何かを言いあぐねているようだったが、急かしても仕方がない。葡萄酒に口をつけながらパンに視線を向けて柑橘のジャムのそれを手に取ると、小さな声が聞こえた。
「あの、ね。昨日、母親だという人に会った」
「母親?」
驚いて視線を戻すと、イルヴァはやはり迷子のような顔をしてこちらを見つめている。
「魔女なんだって。その人から預かったっていうこの石に触れたら、何だか涙が止まらなくなって——」
そう言いながら胸元から細い金の鎖の先についた雫のような緑の石を掲げる。
「それで、気づいたんだ。村が襲われてから、あの雨の夜、ノアが助けてくれたときまでの記憶が、ほとんどないって」
「そりゃお前……」
それほどに辛い記憶なら混乱して覚えていないのも無理はない。そう言った彼に、だがイルヴァは首を横に振る。
「初めてノアの眼を見た時のことは覚えてる。でもそれより前、村が焼かれてから、あの男たちに襲われてノアに助けてもらうまで、何日かあったはずなのに、全然覚えてないんだ」
ただ、靄のようにぼんやりと怖かったような不安だけがあるのだという。
「ノアは、この石に触れて、私が男たちに襲われていたところを見たって言ってた」
「襲われたって……」
「それ以上は、話したくないって、教えてくれなかったけど」
男たちに襲われていて、ノアが話したくないようなことといえば、一つしか思い当たらない——だが。

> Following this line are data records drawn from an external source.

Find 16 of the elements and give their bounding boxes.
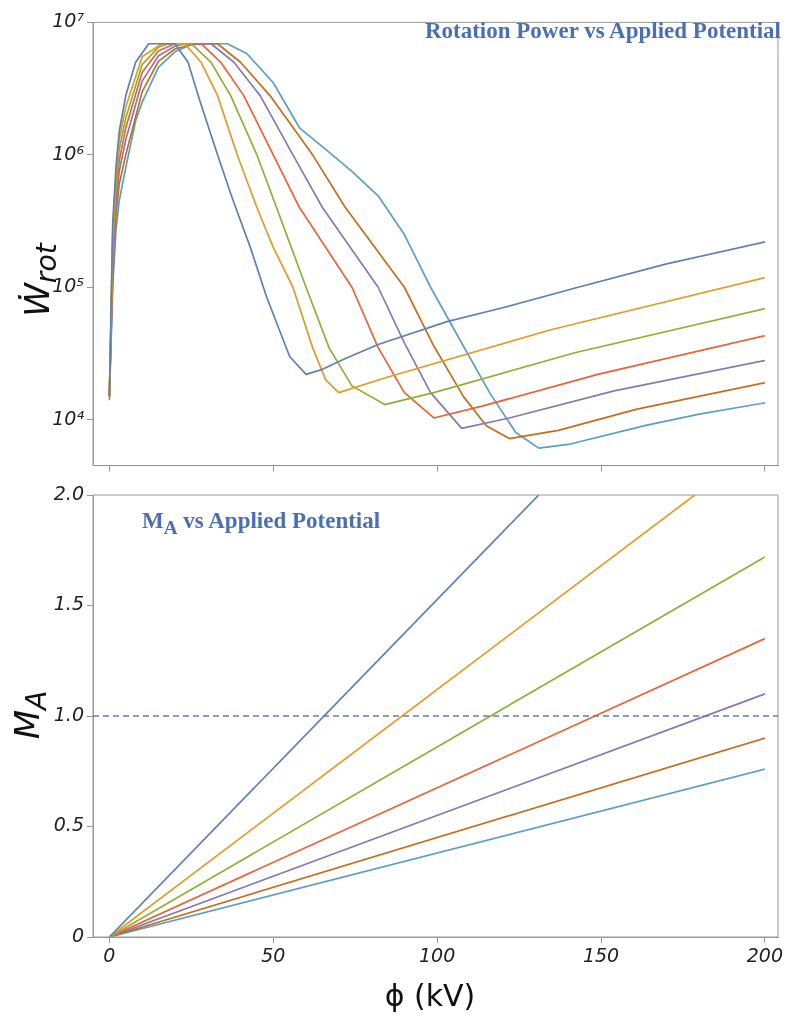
x-axis-title: ϕ (kV) — [384, 977, 476, 1013]
y-tick-label: 1.5 — [53, 592, 84, 615]
x-tick-label: 50 — [261, 944, 286, 967]
chart-title: Rotation Power vs Applied Potential — [424, 18, 781, 44]
text: M$_{A}$ vs Applied Potential — [142, 508, 381, 539]
y-tick-label: 0 — [71, 923, 84, 946]
y-tick-label: 1.0 — [53, 702, 84, 725]
y-tick-label: 10⁶ — [52, 141, 85, 164]
y-tick-label: 10⁴ — [52, 406, 85, 429]
x-tick-label: 0 — [103, 944, 116, 967]
y-tick-label: 0.5 — [53, 813, 84, 836]
x-tick-label: 200 — [746, 944, 784, 967]
x-tick-label: 150 — [582, 944, 620, 967]
y-tick-label: 10⁷ — [52, 9, 85, 32]
y-tick-label: 2.0 — [53, 481, 84, 504]
x-tick-label: 100 — [419, 944, 456, 967]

「ノアがお前を連れてきた夜、着替えさせたのは俺だ。お前は泥だらけだったけど、その……目立った傷はなかったぞ?」
「あの人は、魔女だから、多分傷を癒せると思う」
遮るように言った声は小さく震えていて、だからアクセルには、イルヴァが何を気にかけているのかもわかるような気がした。
「それで、お前は何が気になるんだ?」
迷子のように戸惑う顔に、仕方なくその頭を撫でてやりながらそう問えば、わからない、と首を振る。こてんと、子供のようにその頭を肩に預けてくる様子に心臓がおかしな音を立てたが、何とか抑え込んで、その背をとんとんと、子供を宥めるように叩いてやる。
「……ノアは、思い出す必要はないって言ってた」
「まあ、そうだろうな」
「そうなの?」
「誰にだって思い出したくない
「アクセルにも、あるの?」
おずおずと見上げて投げかけられた問いに、内心で一つため息を吐く。ずっとそれは彼とノアの間でわだかまっていながらも、見て見ぬふりをしてきたものでもあった。
「俺たちの住んでいた村もかつて焼かれた。生き残ったのは俺と、あいつとほんのわずかな大人たちだけだ。理由はわからない。それに、もう今さらわかったところでどうなるもんでもないしな。それでも、あの光景は一生忘れないだろう」
「……忘れられるなら、忘れたい?」
「どうだろうな」
あの時感じた、どうにもならない怒りと悲しみを、忘れてしまっていいのかはわからなかった。けれど、もし忘れてしまえたとしたら、その記憶を取り戻したいとは思わないだろう。
「俺は、とりあえずこうやって自分の店を持って、まあまあのんきに暮らしてる。それでいいんじゃねえかなとは思ってるよ」
「……そっか」
「まだ、なんか不安なのか?」
「そういうわけじゃ、ないけど。でも、やっぱり欠けてる記憶があるっていうのは、気にはなるよね」
「そりゃそうだな」
強く抱きしめれば折れてしまいそうなやわらかい体をそっと引き寄せて、もう一度頭を撫でてやると、猫の子のように頬を擦り寄せる。あまりに無防備な様子に呆れたが、こんな姿は最近はノアでさえ見ていないかもしれない。そういう意図がないからこその、まるきり小動物のような仕草だ。
「……本当に馴れたな、お前」
「どういうこと?」
「いや、こっちの話」
持っていた柑橘のジャムのパンを半分に割って口元に運んでやると、子供のように素直に口を開けてもぐもぐと咀嚼する。しばらくしてから首を傾げた。
「美味しい……けど、ちょっと苦い?」
「お前、本当に味覚がお子さまだな……」
やれやれとため息をつきながら、今度は燻製肉を編み込んだパンをちぎって口元に寄せると、またそのままかぶりついた。だがすぐに顔を顰める。
「痛っ……」
「どうした?」
「パンが刺さった」
「はあ⁈」
自分の手でパンを持って開けたその口を覗き込めば、確かに舌の端に小さな血の雫が見えた。硬い尖った針のようになっていたパンの先が引っかかったらしい。
「子供かよ」
「うるさいな……! でも、意外と痛い……」
仕草は子供のようなのに、ふっくらとした唇から舌がのぞく様は、今の彼には正直目の毒だった。
また、耳の奥にリネアの言葉が不意に蘇る。
衝動的にその顎を持ち上げて顔を寄せたが、透き通った宝石のように美しい眼差しは、ただ怪訝そうに彼を見たあと、すぐにパンに向かってしまった。
「……お前なあ」
「何?」
もう一度口に入れるかどうか、真剣にパンを見つめるその淡く美しい瞳と子供じみた表情を眺めながら、結局彼はいつかのように、ただ深いため息を吐いたのだった。